正解(不適切)はアですが、これもあくまでも一ケースの対処法となるので、集権的意思決定をすべき危機的状況であればそうすべきです。イ〜オに関してはそのとおりとなります。
イの場合は、例えば崩壊しそうな建物の中にいる場合、組織員は現場の判断で作業をやめ、直ちに屋外へ避難する事が望ましいですから、危機的状況の際には作業をやめて良い、という権限は与えておく必要があります。
ウの場合は、例えば「危機管理コンサルタント」など専門分野にするコンサルタントもいますし、大手製薬会社がパンデミックに備えるための指導をする場合もあります。自社内での想定では洗い出せない専門家の視点からの意見は必要といえます。
エについては、例えば地震の際には作業員が想定の場所に避難できない場合もあります。各所にトランシーバーを設置し、万一の際には使用できるよう訓練をする。

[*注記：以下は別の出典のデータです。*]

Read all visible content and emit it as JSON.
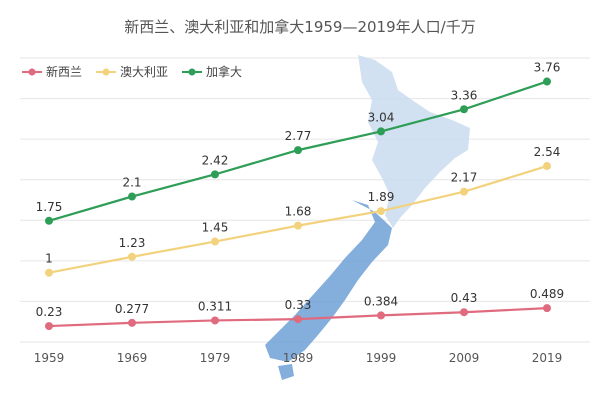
{
  "chart_data": {
    "type": "line",
    "title": "新西兰、澳大利亚和加拿大1959—2019年人口/千万",
    "categories": [
      "1959",
      "1969",
      "1979",
      "1989",
      "1999",
      "2009",
      "2019"
    ],
    "series": [
      {
        "name": "新西兰",
        "color": "#e06a7e",
        "values": [
          0.23,
          0.277,
          0.311,
          0.33,
          0.384,
          0.43,
          0.489
        ],
        "labels": [
          "0.23",
          "0.277",
          "0.311",
          "0.33",
          "0.384",
          "0.43",
          "0.489"
        ]
      },
      {
        "name": "澳大利亚",
        "color": "#f2d27c",
        "values": [
          1,
          1.23,
          1.45,
          1.68,
          1.89,
          2.17,
          2.54
        ],
        "labels": [
          "1",
          "1.23",
          "1.45",
          "1.68",
          "1.89",
          "2.17",
          "2.54"
        ]
      },
      {
        "name": "加拿大",
        "color": "#2e9e57",
        "values": [
          1.75,
          2.1,
          2.42,
          2.77,
          3.04,
          3.36,
          3.76
        ],
        "labels": [
          "1.75",
          "2.1",
          "2.42",
          "2.77",
          "3.04",
          "3.36",
          "3.76"
        ]
      }
    ],
    "ylim": [
      0,
      4.1
    ],
    "grid": true,
    "legend": "top-left",
    "background_image": "new-zealand-map"
  }
}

また、安全に避難ができればその旨本部と連絡しあう事も必要になります。
オについては、連絡手段が遮断されている場合、各自のプライベートでな携帯電話に危機対応ページへのアクセスを促すメールを一斉送信して確認したり、関係者連絡先の所在確認などが必要になります。また、危機管理の関係者が万一連絡が取れない場合の代理も立てておくと良いでしょう。